Divorce in the Movies: From the Hays Code to Kramer vs. Kramer
62 Pages Posted: 7 Feb 2020
Abstract
Movies often provide a window through which we can observe human behavior and legal institutions as they existed when the film was made. However, this is not true of the subjects of marital disintegration and divorce. Hollywood's rigid system of self-censorship, embodied in the Hays Code and the Production Code Administration, nearly blotted divorce themes right off the screen. What little was said of the subject during the middle third of the twentieth century was wildly wrong. The Code was written by and administered by staunch Catholics, largely to stave off boycott threats by the Catholic Legion of Decency. As a result, it reflected Catholic moral teachings, particularly the prohibition of divorce.

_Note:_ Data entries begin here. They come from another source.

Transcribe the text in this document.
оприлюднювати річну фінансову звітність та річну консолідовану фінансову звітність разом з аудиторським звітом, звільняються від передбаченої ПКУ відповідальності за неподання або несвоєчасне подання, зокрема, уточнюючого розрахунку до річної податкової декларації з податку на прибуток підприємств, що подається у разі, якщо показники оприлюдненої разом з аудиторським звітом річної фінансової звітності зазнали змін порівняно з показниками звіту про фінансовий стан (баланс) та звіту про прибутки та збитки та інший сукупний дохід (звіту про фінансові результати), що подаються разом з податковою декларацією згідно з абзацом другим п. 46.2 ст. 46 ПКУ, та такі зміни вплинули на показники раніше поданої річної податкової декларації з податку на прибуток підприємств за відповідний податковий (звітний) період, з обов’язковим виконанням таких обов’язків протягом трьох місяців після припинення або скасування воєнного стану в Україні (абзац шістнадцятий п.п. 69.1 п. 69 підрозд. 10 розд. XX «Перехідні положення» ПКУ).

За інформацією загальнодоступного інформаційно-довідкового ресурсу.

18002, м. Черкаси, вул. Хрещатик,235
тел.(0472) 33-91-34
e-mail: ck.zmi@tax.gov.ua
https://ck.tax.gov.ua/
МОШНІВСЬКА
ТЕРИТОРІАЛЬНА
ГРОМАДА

This article surveys films about divorce from the pre-Code era (1930-34), the Code era (1934-68), and the immediate post-Code era (1968-1980s). It discovers that divorce themes were candidly portrayed during the pre-Code era but were thoroughly suppressed during the Code era. In the post-Code era, the subject crept back to the screen in a series of memorable films about divorce in the late 1970's and early 1980's. The article then analyzes Kramer vs. Kramer (1979) in detail, finding it to be one of the few classic treatments in film of divorce and family law.